Connie Lorraine Christensen : “Remains of Woman Found in Indiana in 1982 Identified as Missing Wisconsin Woman”

Death – Obituary – Accident and Crime News : The remains of a woman found dead in rural Indiana in 1982 have finally been identified as those of Connie Lorraine Christensen, a Wisconsin woman who went missing over four decades ago. The Wayne County Coroner’s Office confirmed the identification, bringing closure to a long-standing cold case.

Connie Lorraine Christensen, who hailed from the Madison, Wisconsin-area community of Oregon, was just 20 years old when she vanished without a trace. Her remains were discovered by hunters in December 1982 near Jacksonburg, a rural community approximately 60 miles east of Indianapolis. The cause of death was determined to be a gunshot wound, and her homicide case remains unsolved.

The DNA Doe Project, a nonprofit organization dedicated to identifying cold case victims, played a crucial role in identifying Christensen. They noted that her clothing did not suggest she was out for a walk. When she was found, she was wearing high-heeled wooden soled clogs, a blue, long-sleeved button-up blouse, gray slacks, long knit socks, and a blue nylon jacket. She also had a gold ring with an opal and two diamonds.

Christensen was last seen in Nashville, Tennessee, in April 1982. At the time, she was believed to be three to four months pregnant. She had left her 1-year-old daughter with relatives while she was away, and they reported her missing when she failed to return as planned to Wisconsin.

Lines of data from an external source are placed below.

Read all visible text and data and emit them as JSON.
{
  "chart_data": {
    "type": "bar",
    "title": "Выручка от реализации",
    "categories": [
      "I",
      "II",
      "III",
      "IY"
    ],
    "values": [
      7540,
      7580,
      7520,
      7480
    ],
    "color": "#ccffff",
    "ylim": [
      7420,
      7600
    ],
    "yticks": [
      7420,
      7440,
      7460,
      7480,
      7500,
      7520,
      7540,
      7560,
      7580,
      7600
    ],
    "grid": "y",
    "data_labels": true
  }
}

After years of storage at the University of Indianapolis’ forensic anthropology department, Christensen’s remains were finally identified through the efforts of the DNA Doe Project and the Indiana State Police’s forensic laboratory. Forensic genetic genealogy matched her DNA with that of two of Christensen’s relatives.

Coincidentally, while the identification efforts were underway, Christensen’s family was also working on creating an accurate family tree using ancestry and genealogy. This, along with several living relatives uploading their DNA to an ancestry website, allowed the DNA Doe Project to provide the coroner’s office with a potential candidate much faster than anticipated.

The Wayne County Coroner’s Office recently took Christensen’s now-adult daughter to the location where her mother’s remains were found. There, she left flowers and was presented with the gold ring that was discovered with her mother’s remains. The DNA Doe Project expressed their condolences to the family, stating that they were honored to bring them the long-awaited answers they had been seeking for so many years.